Envisioning PhonoGraft technology as a regenerative medicine solution
“As ear surgeons, we commonly see patients with perforated eardrums from trauma, chronic infections, or blast injury who in many cases need surgical interventions, for which there definitely is room for improvement,” said Dr. Remenschneider, an otologist and neurotologist, researcher at Mass Eye and Ear, and lecturer at Harvard Medical School. “In the wake of the Boston Marathon bombing on April 15, 2013, many of the eardrum perforations were cared for at Mass Eye and Ear. It was really a catalyzing event that prompted us to look more systematically at our surgical techniques, grafting material, and outcomes, which eventually made us focus on improved eardrum grafting materials to promote better healing and hearing outcomes after eardrum repair.”

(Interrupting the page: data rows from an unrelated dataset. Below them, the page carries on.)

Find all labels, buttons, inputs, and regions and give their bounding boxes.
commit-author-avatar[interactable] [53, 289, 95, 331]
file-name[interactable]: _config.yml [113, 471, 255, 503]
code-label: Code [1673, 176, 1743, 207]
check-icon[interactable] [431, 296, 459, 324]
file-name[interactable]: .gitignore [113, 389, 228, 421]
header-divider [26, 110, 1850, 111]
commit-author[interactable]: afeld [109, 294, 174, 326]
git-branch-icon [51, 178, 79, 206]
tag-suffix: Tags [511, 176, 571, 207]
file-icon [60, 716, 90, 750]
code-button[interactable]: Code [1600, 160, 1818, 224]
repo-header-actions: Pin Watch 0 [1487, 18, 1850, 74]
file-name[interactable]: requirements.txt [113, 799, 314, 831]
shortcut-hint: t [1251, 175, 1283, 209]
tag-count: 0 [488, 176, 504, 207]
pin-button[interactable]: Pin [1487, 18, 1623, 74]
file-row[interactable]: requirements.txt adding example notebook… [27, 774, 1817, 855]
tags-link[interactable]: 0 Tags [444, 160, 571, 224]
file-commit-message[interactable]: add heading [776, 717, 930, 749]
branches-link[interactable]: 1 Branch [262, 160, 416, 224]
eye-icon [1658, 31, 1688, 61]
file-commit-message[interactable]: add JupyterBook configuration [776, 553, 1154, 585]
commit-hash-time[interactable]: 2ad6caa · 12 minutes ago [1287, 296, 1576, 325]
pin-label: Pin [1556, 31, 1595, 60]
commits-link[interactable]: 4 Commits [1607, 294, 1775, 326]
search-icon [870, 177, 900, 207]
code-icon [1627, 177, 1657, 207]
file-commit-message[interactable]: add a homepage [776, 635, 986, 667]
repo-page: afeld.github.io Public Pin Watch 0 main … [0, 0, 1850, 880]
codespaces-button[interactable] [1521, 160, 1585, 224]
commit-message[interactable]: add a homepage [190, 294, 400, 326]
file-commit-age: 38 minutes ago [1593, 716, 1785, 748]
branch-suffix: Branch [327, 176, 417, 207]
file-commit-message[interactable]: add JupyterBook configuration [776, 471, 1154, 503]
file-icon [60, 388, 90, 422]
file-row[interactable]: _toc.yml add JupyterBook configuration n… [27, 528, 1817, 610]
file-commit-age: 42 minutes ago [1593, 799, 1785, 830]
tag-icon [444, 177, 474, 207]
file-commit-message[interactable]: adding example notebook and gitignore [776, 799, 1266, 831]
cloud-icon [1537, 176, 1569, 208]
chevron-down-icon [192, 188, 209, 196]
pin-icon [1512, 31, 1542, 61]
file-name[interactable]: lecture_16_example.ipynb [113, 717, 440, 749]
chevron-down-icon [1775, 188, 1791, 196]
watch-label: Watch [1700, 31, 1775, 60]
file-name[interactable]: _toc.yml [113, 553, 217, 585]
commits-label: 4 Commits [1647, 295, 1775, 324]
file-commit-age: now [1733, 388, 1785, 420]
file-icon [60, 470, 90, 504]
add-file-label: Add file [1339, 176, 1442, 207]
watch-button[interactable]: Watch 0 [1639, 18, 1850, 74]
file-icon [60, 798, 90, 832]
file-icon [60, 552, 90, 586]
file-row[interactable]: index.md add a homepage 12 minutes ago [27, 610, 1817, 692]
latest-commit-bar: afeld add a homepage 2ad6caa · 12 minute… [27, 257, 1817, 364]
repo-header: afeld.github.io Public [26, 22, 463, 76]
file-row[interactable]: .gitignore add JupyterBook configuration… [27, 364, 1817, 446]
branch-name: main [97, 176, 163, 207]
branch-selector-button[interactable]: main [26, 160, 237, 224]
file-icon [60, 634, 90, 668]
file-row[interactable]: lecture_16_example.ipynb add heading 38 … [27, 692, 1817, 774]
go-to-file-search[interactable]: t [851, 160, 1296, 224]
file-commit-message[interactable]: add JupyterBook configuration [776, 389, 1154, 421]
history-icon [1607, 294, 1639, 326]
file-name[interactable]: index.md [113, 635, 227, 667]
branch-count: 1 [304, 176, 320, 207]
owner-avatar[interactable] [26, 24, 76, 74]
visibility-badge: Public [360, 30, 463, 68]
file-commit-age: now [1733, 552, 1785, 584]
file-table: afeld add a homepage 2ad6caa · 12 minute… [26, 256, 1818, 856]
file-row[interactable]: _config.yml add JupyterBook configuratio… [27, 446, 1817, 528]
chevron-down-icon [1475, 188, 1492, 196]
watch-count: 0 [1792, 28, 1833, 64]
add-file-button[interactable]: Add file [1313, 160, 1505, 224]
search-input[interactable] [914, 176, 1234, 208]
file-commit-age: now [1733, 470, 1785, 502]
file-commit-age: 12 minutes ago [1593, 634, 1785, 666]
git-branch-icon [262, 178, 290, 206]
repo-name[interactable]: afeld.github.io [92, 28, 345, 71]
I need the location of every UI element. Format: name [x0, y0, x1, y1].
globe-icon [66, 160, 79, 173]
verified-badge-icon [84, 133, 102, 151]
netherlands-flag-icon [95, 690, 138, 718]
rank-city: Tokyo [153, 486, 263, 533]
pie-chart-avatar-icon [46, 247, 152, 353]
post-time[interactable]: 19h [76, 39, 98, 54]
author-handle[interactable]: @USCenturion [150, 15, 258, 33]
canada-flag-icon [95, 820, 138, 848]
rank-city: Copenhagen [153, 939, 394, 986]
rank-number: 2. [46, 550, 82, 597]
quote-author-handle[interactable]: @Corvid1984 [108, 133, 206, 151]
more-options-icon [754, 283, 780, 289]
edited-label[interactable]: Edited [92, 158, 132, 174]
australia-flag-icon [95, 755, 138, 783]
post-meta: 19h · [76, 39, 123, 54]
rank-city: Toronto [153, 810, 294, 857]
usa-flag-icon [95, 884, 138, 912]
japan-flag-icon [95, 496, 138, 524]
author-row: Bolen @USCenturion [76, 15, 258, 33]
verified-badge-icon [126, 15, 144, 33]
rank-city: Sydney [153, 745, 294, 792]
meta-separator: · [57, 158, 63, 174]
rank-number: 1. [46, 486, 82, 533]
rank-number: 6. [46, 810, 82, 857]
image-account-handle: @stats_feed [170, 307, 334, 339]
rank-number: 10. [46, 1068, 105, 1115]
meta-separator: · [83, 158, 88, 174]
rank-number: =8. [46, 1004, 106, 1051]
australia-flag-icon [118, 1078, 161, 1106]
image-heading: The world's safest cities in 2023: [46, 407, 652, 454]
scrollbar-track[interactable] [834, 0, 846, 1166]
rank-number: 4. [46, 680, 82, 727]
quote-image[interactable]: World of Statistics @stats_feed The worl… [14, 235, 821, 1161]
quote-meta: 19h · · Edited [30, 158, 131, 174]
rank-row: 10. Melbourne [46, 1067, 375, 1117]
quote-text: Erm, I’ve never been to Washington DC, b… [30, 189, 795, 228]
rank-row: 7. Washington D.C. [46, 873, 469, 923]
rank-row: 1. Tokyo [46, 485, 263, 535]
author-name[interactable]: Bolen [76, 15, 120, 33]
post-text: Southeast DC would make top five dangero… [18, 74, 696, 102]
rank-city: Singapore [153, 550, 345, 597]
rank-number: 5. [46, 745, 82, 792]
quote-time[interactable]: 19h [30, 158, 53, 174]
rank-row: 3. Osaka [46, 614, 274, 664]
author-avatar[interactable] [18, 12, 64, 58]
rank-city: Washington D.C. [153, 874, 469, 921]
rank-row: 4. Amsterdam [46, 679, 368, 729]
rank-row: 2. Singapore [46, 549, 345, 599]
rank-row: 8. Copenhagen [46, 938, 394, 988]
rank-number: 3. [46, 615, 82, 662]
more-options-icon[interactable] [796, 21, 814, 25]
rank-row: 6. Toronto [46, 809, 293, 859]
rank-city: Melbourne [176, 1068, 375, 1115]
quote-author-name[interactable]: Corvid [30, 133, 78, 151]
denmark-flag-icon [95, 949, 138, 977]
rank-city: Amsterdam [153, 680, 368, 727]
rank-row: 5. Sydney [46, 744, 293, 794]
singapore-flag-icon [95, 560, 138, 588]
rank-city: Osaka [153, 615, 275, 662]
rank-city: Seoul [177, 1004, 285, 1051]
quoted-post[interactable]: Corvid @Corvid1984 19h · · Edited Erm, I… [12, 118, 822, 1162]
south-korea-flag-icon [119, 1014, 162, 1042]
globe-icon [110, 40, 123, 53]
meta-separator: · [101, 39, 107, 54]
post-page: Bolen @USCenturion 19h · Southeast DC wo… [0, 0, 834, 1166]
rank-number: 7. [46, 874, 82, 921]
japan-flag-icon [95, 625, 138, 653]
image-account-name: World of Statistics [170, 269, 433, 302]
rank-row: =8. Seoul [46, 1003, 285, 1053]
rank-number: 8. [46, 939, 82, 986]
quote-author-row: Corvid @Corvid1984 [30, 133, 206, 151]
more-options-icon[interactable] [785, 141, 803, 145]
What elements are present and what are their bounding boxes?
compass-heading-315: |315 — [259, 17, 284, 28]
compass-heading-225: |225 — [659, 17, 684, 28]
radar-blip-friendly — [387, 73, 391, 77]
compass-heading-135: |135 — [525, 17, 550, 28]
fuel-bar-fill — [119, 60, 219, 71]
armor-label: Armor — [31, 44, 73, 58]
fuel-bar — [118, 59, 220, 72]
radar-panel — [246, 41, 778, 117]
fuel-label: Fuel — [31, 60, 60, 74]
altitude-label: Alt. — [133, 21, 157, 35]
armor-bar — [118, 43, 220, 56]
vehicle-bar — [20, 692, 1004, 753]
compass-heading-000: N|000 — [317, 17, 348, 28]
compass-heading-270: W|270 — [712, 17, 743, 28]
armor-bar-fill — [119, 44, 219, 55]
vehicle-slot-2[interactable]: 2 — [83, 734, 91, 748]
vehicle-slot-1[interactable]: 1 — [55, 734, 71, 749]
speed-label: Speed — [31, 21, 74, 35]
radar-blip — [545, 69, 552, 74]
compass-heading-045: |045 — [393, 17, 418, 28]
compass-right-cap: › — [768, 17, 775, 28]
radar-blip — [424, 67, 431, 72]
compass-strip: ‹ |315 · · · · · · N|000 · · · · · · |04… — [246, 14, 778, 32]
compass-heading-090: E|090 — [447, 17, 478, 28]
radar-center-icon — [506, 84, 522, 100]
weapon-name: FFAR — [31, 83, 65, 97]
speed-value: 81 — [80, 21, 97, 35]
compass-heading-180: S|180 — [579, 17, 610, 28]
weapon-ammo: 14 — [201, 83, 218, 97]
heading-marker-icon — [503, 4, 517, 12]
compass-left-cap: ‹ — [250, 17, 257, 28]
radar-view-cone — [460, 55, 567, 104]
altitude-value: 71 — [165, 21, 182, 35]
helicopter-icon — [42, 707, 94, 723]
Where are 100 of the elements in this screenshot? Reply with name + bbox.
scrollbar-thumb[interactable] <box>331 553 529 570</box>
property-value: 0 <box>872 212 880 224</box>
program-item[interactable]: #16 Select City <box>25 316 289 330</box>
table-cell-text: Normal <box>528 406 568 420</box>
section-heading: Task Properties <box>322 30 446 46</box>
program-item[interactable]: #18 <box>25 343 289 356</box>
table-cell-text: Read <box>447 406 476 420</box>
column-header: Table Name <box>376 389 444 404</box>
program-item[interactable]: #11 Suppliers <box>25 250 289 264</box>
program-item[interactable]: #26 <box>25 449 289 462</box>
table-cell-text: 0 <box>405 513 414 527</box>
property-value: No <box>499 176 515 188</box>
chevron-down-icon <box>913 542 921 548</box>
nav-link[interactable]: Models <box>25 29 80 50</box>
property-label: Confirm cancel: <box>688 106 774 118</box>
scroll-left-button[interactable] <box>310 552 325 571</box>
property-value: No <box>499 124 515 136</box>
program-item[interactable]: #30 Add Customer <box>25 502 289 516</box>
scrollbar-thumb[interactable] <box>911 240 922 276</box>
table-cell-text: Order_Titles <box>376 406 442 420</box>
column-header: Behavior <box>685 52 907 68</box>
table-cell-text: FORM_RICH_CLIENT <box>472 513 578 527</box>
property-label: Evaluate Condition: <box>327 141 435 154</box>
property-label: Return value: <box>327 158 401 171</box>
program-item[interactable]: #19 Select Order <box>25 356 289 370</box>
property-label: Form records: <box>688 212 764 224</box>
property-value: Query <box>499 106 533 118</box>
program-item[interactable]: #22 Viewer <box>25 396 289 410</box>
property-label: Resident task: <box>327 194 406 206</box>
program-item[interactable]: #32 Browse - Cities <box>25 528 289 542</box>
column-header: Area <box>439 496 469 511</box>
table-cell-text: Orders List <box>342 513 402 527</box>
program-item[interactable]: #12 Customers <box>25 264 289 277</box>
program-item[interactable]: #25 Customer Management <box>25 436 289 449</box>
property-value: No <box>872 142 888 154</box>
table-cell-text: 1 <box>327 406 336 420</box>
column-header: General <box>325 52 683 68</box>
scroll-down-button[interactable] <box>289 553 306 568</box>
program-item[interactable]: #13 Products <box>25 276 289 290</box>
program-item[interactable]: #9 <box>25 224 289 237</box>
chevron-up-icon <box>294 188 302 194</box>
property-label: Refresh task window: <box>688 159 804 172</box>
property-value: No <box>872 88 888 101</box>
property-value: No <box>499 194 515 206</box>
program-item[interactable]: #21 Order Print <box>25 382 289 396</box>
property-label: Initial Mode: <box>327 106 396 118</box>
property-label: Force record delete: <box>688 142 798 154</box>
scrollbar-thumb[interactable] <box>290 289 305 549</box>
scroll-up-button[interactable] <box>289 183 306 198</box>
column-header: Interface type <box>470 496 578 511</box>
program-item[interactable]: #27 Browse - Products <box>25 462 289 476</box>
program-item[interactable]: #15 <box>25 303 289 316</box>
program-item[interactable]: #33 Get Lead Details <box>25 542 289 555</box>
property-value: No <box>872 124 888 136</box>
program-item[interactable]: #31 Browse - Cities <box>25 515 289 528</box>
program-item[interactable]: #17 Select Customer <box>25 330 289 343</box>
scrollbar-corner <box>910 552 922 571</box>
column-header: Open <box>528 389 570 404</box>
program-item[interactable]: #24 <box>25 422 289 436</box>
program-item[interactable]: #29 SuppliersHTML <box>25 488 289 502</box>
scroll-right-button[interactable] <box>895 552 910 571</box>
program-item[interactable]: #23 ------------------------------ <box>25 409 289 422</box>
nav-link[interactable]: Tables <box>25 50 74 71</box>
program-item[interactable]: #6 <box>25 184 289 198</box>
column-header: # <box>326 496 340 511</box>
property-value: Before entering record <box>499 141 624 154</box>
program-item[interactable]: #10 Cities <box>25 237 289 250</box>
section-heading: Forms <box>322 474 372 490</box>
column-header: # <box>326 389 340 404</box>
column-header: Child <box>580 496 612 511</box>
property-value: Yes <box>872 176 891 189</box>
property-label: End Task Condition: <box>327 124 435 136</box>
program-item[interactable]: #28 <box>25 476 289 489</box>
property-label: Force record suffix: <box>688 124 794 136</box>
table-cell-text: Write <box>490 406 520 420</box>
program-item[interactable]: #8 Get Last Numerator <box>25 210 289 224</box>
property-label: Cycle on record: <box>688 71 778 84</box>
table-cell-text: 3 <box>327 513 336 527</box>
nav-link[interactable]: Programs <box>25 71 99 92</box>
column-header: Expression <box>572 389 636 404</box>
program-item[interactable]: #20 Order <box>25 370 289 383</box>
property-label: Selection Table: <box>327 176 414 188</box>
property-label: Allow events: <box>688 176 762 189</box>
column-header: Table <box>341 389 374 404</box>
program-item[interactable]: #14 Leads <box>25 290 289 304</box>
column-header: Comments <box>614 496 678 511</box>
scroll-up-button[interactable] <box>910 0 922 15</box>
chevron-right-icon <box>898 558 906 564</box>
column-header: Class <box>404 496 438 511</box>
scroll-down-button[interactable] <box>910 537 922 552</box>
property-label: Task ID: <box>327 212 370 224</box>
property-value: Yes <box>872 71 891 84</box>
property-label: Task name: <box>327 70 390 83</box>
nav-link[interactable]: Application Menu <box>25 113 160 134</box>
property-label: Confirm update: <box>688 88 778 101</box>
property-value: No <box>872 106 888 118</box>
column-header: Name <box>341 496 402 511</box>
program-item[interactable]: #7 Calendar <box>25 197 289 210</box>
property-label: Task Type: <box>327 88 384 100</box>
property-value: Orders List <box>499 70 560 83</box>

“Ear surgery has seen a lot of advances over the last 10 years. An important one has been the development of endoscopic procedures that allow us to treat patients directly through the ear canal, which in many cases avoids skin incisions and drilling behind the ear,” said Dr. Kozin, who is an otologist and neurologist at Mass Eye and Ear, and an assistant professor at Harvard Medical School. ”This approach, together with innovations from the Lewis lab, enabled us to imagine, design, and ultimately, manufacture a device that may one day improve the outcomes of eardrum surgeries.”
In 2014, Drs. Remenschneider and Kozin read an article in The New Yorker titled “Fugitive Ink,” featuring Dr. Lewis and her lab’s 3D printing feats. Soon after, they visited the Lewis Lab to give a chalk talk and explore whether her novel 3D printing method could be used to improve ear surgery. Following a discussion around outcomes after an ear drum surgery and the lack of suitable grafting materials, the newly formed team of surgeons and engineers set out to create a better functioning, next-generation graft.
“When I learned that the native tympanic membrane is composed of a web-like radial and concentric architecture, I was really excited, as it builds upon earlier work from our lab, in which we first demonstrated printing of 3D spider web-like structures,” said Dr. Lewis. Dr. Black, who had just joined the lab as a graduate student, embraced this idea because her goal was to create a new biomedical device to address patient needs.
“Despite this clearly defined problem, the challenges were numerous: we envisioned a device that could enable easier implantation, guide remaining eardrum tissue to remodel and repair the perforation, match the circular and radial structure of the eardrum to allow for efficient conduction of sound, and biodegrade to reduce the risk of biofilm formation that can otherwise result on permanent devices,” said Dr. Black.
A fruitful collaboration between Drs. Black and Lewis working at the Wyss Institute and SEAS, alongside Drs. Remenschneider and Kozin at Mass Eye and Ear, started to take shape with that clear and ambitious goal in mind: an implantable device to enable full reconstruction of the native eardrum in vivo, for which the team later coined the name “PhonoGraft.”